Here's a news flash. We're not going to like everything. And no one ever said we would, or even should, like everything. I don't like broccoli and brussel sprouts. Should I ban them from being sold at my grocery store?

You don't have to like the fact that Tamerlan Tsaranev was buried in a Muslim cemetery in Virginia (if that's the case), but if you call yourself any kind of an American (or Christian) at all, you have to accept that's what we do. I'm a Catholic. I learned the Corporal Works of Mercy when I was in grammar school (the nuns even taught us a song about it). One of them is "bury the dead." It doesn't specify which dead.
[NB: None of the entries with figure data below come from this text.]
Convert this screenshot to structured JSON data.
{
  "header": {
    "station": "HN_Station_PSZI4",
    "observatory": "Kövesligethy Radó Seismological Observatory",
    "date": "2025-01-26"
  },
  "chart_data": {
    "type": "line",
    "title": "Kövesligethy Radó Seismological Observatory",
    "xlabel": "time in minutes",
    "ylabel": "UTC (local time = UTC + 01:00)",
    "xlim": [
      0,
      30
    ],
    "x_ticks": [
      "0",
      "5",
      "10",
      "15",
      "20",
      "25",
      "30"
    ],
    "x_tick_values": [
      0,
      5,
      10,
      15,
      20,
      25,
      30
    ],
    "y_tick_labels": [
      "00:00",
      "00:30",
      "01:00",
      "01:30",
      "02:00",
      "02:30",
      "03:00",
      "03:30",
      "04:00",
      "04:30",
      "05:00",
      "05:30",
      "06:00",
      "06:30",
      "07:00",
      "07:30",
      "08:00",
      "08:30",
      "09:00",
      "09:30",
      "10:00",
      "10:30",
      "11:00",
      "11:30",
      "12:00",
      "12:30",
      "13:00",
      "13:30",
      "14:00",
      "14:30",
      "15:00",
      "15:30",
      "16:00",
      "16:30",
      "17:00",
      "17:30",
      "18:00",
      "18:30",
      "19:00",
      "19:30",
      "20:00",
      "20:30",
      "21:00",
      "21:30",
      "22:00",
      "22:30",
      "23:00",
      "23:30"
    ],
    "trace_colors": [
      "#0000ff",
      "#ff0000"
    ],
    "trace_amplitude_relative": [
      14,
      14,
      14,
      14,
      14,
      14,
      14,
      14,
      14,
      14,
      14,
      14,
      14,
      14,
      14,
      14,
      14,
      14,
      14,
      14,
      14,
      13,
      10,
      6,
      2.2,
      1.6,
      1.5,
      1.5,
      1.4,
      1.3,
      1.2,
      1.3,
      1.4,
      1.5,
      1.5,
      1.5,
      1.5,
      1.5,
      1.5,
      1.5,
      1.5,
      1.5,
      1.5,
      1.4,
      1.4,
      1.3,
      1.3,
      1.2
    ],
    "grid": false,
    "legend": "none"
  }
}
What we do when we succumb to this "rage addiction hysteria" is feed the rage machine. God knows I'm no fan of George W. Bush, but he was right about one thing ... that those who attacked us on 9/11, and again on April 15, are dubious about our freedoms. Their belief systems find those freedoms subversive.

Not only that, the point I think they're trying to prove by doing this is that when push comes to shove, all these freedoms, and all this talk about diversity and tolerance, is simply a myth ... our own propaganda to show how high-minded we all are. When the issue is forced upon us, we can be just as paranoid, just as petty, irrational, small-minded, and suspicious as they are.

That is what they want to prove.

They want to show that we can form mobs just like they do. We can stand outside a funeral home with scathing signs and scathing language and rage irrationally against a man whose only crime was to follow one of those Corporal Works of Mercy that a religion perhaps many of us clam to devoutly follow asks us to practice.

It would have been nice had Tamerlan been buried in an unmarked grave, in an unknown location, and in the type of abject anonymity he richly deserved. Dickens had it right with Scrooge's grave. I envisioned Tamerlan's much the same.

But that's not going to happen now. It's either going to become a shrine to people of like mind who have found the irrational justification to twist a word (jihad) that simply means to teach into a war cry along the lines of "come home with your shield or on it"; or a target for the rage-addicted who seem to think that the louder and longer they scream, the more patriotic they are.

There isn't much we can do about the former. But please, please, please do not give the Tsaranevs of the world the satisfaction of allowing the latter to become a self-fulfilling prophecy.